When I mention that title, images of the world savvy Rebecca De Mornay and the clueless Tom Cruise springs to mind. Along with the water rushing out of the Porsche 911 as the Porsche dealership guy intones 'Who's the U-boat commander?' Which leads us to the lead segment of this article: Chicago.
Not only are thieves gutting empty homes for the copper piping, but it seems cars are a target also. Namely the catalytic converters. Thieves are hitting cars parked in Chicago Transit lots. In ten minutes they can drive off with $500 in catalytic converters. Strangely CTA Security has not caught anyone, just captured some on video.
Not all scrap thieves are savvy as the above crew is. Take Alton, IL where thieves carted off 7 107lb cast iron storm grates. My biggest question is, the street where these grates were stolen are in front of businesses. Mean to tell me in the wee hours when it apparently happened, there were no police patrolling? Perhaps it was called in, but like the residents of Sayler Park discovered; scrap metal theft is not a high priority - even when the thieves are going into people's yards for the stuff.

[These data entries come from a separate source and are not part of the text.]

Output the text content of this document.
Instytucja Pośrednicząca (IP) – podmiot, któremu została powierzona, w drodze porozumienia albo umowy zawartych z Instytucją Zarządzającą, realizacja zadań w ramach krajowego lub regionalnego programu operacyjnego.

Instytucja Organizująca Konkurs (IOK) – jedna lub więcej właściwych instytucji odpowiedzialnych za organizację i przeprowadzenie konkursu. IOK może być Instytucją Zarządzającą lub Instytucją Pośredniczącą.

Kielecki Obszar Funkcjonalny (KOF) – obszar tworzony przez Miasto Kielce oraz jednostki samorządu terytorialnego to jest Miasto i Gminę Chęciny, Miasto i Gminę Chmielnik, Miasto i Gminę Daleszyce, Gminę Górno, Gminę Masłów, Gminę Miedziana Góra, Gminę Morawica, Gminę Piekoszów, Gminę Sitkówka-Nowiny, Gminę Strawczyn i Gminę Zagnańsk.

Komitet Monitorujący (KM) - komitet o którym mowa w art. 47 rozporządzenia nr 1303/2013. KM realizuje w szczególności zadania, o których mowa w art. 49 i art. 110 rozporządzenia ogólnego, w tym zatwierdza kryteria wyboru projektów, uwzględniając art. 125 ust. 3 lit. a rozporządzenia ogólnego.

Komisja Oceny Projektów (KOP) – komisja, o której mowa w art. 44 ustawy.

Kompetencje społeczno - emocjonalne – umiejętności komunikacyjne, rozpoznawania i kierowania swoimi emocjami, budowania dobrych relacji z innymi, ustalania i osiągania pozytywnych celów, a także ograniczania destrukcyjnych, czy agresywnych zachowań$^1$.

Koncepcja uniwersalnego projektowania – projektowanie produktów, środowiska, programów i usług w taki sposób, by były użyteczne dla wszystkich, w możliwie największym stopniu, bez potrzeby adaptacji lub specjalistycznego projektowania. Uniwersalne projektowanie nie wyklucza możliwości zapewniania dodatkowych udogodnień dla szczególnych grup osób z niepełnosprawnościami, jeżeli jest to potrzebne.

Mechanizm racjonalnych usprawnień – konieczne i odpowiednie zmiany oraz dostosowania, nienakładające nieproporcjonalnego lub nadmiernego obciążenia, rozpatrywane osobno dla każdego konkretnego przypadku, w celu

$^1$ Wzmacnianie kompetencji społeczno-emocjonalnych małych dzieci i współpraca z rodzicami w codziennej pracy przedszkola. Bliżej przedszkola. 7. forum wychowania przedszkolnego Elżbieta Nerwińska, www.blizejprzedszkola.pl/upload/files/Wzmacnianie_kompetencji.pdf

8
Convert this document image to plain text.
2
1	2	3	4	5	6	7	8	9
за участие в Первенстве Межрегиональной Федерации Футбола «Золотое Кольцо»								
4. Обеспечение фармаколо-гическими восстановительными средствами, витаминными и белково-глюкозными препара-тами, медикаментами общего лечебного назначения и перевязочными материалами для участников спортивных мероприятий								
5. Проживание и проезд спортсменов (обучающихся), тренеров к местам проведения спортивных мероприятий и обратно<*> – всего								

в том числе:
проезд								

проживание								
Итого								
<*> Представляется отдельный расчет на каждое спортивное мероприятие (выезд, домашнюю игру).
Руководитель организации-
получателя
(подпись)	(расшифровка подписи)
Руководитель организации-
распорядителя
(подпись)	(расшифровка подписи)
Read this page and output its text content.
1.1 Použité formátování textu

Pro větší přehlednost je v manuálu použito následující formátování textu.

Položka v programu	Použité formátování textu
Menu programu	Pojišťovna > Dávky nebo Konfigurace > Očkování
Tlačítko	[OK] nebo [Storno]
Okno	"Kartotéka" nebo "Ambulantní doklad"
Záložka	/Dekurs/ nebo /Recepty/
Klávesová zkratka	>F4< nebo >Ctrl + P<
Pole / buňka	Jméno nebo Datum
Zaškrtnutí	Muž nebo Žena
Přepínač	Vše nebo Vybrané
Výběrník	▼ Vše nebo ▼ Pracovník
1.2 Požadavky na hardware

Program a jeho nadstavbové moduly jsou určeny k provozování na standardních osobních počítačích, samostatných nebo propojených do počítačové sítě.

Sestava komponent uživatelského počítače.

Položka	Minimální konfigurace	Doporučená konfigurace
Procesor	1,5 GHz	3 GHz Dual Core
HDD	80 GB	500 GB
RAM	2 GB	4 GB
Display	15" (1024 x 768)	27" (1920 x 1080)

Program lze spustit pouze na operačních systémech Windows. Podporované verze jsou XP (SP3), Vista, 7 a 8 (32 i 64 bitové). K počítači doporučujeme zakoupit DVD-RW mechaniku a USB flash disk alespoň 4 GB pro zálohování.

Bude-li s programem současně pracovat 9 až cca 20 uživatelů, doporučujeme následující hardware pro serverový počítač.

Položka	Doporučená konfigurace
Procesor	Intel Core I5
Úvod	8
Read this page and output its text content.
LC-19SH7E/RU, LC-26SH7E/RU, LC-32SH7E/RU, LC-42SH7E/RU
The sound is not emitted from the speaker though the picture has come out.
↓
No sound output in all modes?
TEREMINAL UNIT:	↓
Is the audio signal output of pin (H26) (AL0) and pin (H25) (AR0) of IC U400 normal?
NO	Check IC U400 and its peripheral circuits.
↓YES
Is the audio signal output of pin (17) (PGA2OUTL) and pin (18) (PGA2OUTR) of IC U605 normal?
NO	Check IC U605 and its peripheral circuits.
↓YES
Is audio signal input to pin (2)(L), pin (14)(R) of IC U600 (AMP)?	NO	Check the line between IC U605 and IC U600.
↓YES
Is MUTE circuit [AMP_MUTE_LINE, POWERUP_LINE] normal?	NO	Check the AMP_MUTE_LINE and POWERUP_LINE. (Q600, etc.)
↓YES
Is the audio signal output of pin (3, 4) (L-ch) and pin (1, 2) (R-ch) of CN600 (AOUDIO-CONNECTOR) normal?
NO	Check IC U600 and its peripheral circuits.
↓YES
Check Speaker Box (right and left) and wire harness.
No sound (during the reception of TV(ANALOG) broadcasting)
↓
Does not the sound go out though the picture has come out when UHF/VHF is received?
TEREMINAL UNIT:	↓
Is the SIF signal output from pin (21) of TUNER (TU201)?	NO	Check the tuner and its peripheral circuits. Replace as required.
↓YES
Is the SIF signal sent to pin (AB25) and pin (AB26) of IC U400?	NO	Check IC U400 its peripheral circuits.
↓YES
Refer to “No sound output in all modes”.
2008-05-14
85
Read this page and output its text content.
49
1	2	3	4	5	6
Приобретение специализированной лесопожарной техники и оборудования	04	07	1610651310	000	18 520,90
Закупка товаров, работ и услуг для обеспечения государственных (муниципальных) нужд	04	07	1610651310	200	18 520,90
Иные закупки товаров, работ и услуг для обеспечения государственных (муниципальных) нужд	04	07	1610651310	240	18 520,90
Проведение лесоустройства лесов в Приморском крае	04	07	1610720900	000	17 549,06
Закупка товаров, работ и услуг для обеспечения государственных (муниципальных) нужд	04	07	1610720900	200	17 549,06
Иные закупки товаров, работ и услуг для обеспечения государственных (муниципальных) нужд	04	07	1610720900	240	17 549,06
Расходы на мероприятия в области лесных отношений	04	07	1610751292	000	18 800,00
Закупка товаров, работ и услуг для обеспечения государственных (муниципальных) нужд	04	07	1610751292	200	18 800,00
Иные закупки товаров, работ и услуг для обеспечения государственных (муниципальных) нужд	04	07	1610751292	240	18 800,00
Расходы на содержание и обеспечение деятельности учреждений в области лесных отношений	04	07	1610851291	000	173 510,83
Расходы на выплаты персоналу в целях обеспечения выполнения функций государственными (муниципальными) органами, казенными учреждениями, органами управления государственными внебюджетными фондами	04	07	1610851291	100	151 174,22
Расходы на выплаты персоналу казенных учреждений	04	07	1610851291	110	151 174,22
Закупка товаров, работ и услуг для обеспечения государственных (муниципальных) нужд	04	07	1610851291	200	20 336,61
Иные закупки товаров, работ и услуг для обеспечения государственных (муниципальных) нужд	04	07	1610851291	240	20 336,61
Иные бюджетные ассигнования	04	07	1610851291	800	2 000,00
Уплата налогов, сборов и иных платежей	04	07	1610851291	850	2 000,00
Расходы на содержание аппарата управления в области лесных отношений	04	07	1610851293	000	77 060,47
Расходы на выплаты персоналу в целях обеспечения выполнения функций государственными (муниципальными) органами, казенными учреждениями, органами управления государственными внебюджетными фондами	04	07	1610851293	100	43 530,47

For audacious theft of scrap metal, we can look north to our neighboring country Canada. In Essex County, the thieves literally hauled away tonnes of scrap metal from an abandoned commercial building in the form of a conveyor belt, I-beams, and 60 24-ft trusses. Just think if that building had collapsed while people were there? Be poetic justice if it had fallen on the thieves, but the building still stood. Unlike a case in Denver where some rocket scientist type thieves had the building collapse on them as they tore it down. The thieves managed to escape as rescue crews found no one buried in the rubble. We can hope the scare and the arrest of three of them might cause them to go straight. But if what the Marines are dealing with at Twenty-Nine Palms and other military bases are any indication, their greed outweighs any lick of common sense. At military bases, scrap metal thieves have always been a problem even with unexploded ordinance littering some of the ranges. With the rise in metal prices, the thieves are becoming even more bold. Take the case of a fool spotted by air zipping along an exercise area during a Marine exercise. He aimed his pickup directly at a Marine in his attempt to escape, the Marine fired five rounds. The truck flipped over and the thug now faces attempted murder charges. He also caused the exercise to be terminated.
Now to the fun part, what can be done? Local politicians are starting to tackle the matter. Like Ohio state Representative David Daniels. They have in the bill hopper Senate Bill 171 aimed at curtailing these crimes by requiring any seller of scrap to be able to present identification and for buyers of scrap to refuse scrap offered to them by people on a list as compiled by the police. Unfortunately this does not do enough since this proposed bill would only make it a first degree misdemeanor offense. But it is a first step so I will applaud them for that. Though when $1billion in copper is stolen each year, more serious attention needs to be focused on the problem before more people are killed when buildings collapse or when that scrap shell stolen from the artillery range blows up.